In defending Atchison, or castigating Blair, George Goode declared himself above and beyond party matters. He spoke as a statesman grappling with the great issue of the day. He declared himself neither for nor against Thomas Hart Benton. He would just stand to oppose what he saw lurking within the Bentonian arguments for silence on slavery and freedom in Kansas: the dark spirit of abolitionism. Goode laid it on a bit thick:
With the controversy between the Benton and anti-Benton parties, I do not presume to interfere. My purpose at present is to accept some of the implied issues as made by my colleague from St. Louis, (Mr. Blair,) and to discuss them with fairness, free from the bias of party, and solely with the view to elicit an expression or procure a demonstration of the feelings and opinions of this body on the great questions whether we shall maintain our present position, preserve our civil and social organization, the peace and quiet, the prosperity and happiness of our people, or whether we will jeopardize all these by countenancing and tolerating the action of those who would revolutionize our society, and change radically our social and political relations. This is the main issue and to this I shall mainly direct my remarks. I shall endeavor to avoid all mere party issues; the interest involved is above party.
Goode certainly thought a great deal of himself and enjoyed the sound of his own voice. My copy of his speech goes on for about twenty pages. But neither vice sets him apart from politicians then or now. While we might also roll our eyes at Goode’s claim to rise above party politics, when debating an election no less, he might have meant some of it. Atchison himself crossed party lines to protect slavery from Thomas Hart Benton by throwing his support to a Whig candidate for senator a few years prior. Within the South, even on its northwestern frontier, political success almost always required proving oneself safe for slavery.
Did that make the slavery question non-partisan? To the extent that all parties agreed, it surely did. Did that mean that white southerners of the time understood slavery as more than an issue, too grave to hazard at the ballot box? I don’t think one can read proslavery writings, even making generous allowances for hyperbole, and argue otherwise.
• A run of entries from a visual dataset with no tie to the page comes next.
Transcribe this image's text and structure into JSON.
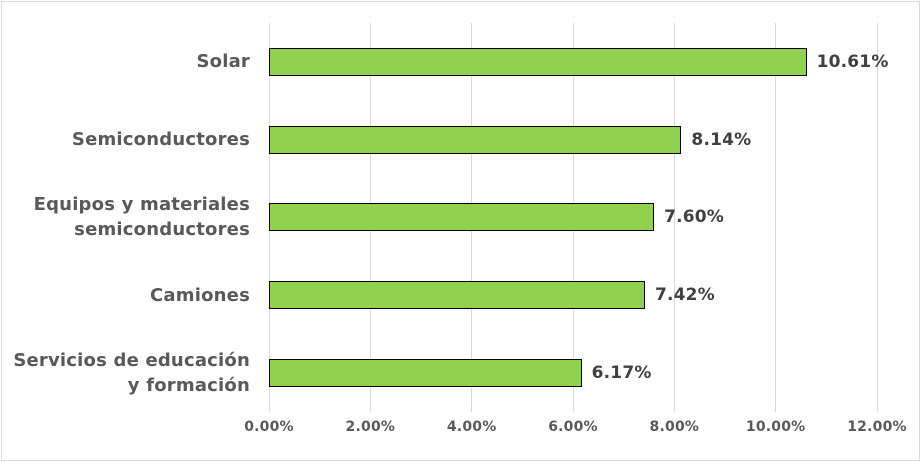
{
  "chart_data": {
    "type": "bar",
    "orientation": "horizontal",
    "title": "",
    "categories": [
      "Solar",
      "Semiconductores",
      "Equipos y materiales semiconductores",
      "Camiones",
      "Servicios de educación y formación"
    ],
    "category_display": [
      "Solar",
      "Semiconductores",
      "Equipos y materiales\nsemiconductores",
      "Camiones",
      "Servicios de educación\ny formación"
    ],
    "values": [
      10.61,
      8.14,
      7.6,
      7.42,
      6.17
    ],
    "data_labels": [
      "10.61%",
      "8.14%",
      "7.60%",
      "7.42%",
      "6.17%"
    ],
    "x_ticks": [
      "0.00%",
      "2.00%",
      "4.00%",
      "6.00%",
      "8.00%",
      "10.00%",
      "12.00%"
    ],
    "xlim": [
      0,
      12
    ],
    "grid": true,
    "legend": false,
    "colors": {
      "bar_fill": "#92D050",
      "bar_border": "#000000",
      "gridline": "#D9D9D9",
      "chart_border": "#D9D9D9",
      "category_label": "#595959",
      "axis_label": "#595959",
      "data_label": "#404040",
      "background": "#FFFFFF"
    }
  }
}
For many southerners, slavery might include a political question, but rose above that into something more dear. For them, the question reached beyond policy into matters of basic existence. Would they have slavery, live, and prosper or would they face financial ruin and racial Armageddon?
We need not agree with them and endorse their opinions to understand that proslavery politicians, and the southerners who voted for them, really did believe this kind of thing. They faced an existential crisis. Subversion from within and antislavery pressure applied through the federal Union from without could some day kill them all. They lived under what they saw as a Sword of Damocles every bit as dire nuclear annihilation seemed at the height of the Cold War.